Dengan total panjang mencapai sekitar 266,7 kilometer, pembangunan ini menjadi salah satu paket proyek tol terbesar yang pernah dikerjakan Jawa Barat dalam satu periode kepemimpinan. Bukan sekadar menambah panjang jalan, proyek ini dirancang untuk mengubah pola konektivitas wilayah dari yang selama ini bersifat radial—bertumpu ke Jakarta—menjadi koridor lintas wilayah yang saling terhubung.
Tol di Jabar Dipercepat
Sembilan ruas tol yang digarap tersebar dari kawasan metropolitan hingga wilayah selatan. Ruas-ruas tersebut meliputi Bogor–Serpong via Parung (JORR III), Sentul Selatan–Karawang Barat, Gedebage–Tasikmalaya–Ciamis, Akses Patimban Extend, Caringin–Cisarua, Cikunir–Karawaci (elevated), Sukabumi–Ciranjang, Ciranjang–Padalarang, serta Bandung Inter Urban Toll Road.
Penyebaran ini menandai arah baru Tol di Jabar yang tidak lagi hanya mempercepat arus menuju ibu kota, tetapi juga memperkuat koneksi antardaerah di dalam provinsi. Pemerintah daerah menilai pola lintas wilayah ini penting untuk membuka pusat-pusat pertumbuhan ekonomi baru, khususnya di kawasan yang selama ini kurang tersentuh infrastruktur cepat.
Rp500 Miliar per Kilometer
Rata-rata biaya Rp500 miliar per kilometer bukan tanpa alasan. Sejumlah ruas memiliki tantangan teknis tinggi, mulai dari kontur wilayah, kebutuhan konstruksi layang (elevated), hingga kepadatan kawasan perkotaan. Tiga ruas—Sentul–Karawang Barat, Gedebage–Tasikmalaya–Ciamis, dan Cikunir–Karawaci—bahkan menyerap hampir 70 persen dari total anggaran.

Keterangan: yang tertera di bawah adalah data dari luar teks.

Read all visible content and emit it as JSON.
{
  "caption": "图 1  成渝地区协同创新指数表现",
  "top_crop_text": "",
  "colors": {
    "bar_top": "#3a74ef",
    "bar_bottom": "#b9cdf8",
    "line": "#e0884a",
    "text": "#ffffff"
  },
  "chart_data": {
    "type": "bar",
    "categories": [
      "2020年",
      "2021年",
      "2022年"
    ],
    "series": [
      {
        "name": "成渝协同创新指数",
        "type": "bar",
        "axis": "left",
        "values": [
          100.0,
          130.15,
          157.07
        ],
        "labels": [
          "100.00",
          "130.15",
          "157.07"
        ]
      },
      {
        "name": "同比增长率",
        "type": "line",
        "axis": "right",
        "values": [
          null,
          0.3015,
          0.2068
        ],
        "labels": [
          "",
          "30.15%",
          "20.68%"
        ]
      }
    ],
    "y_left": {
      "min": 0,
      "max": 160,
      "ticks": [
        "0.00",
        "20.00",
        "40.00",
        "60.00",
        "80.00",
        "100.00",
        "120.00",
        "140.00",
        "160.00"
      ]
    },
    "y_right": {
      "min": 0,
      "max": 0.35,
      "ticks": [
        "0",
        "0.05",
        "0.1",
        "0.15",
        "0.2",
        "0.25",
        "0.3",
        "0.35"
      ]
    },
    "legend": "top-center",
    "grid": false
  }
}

Konsentrasi investasi ini menempatkan ketiga koridor tersebut sebagai tulang punggung baru mobilitas Jawa Barat. Selain menopang kawasan industri dan logistik, ruas-ruas ini juga diharapkan menjadi penghubung strategis antara wilayah utara, tengah, dan selatan Jabar.
Harapan Warga di Balik Angka Triliunan
Di balik angka jumbo dan peta proyek, Tol di Jabar menyentuh kehidupan warga secara langsung. Bagi pelaku usaha kecil di Priangan Timur, rencana Tol Gedebage–Tasikmalaya–Ciamis membawa harapan baru. Asep (41), pemilik usaha makanan olahan, berharap ongkos kirim produknya bisa ditekan. “Kalau jalur cepat ada, distribusi ke kota besar lebih lancar. Waktu tempuh berkurang, biaya juga bisa turun,” ujarnya.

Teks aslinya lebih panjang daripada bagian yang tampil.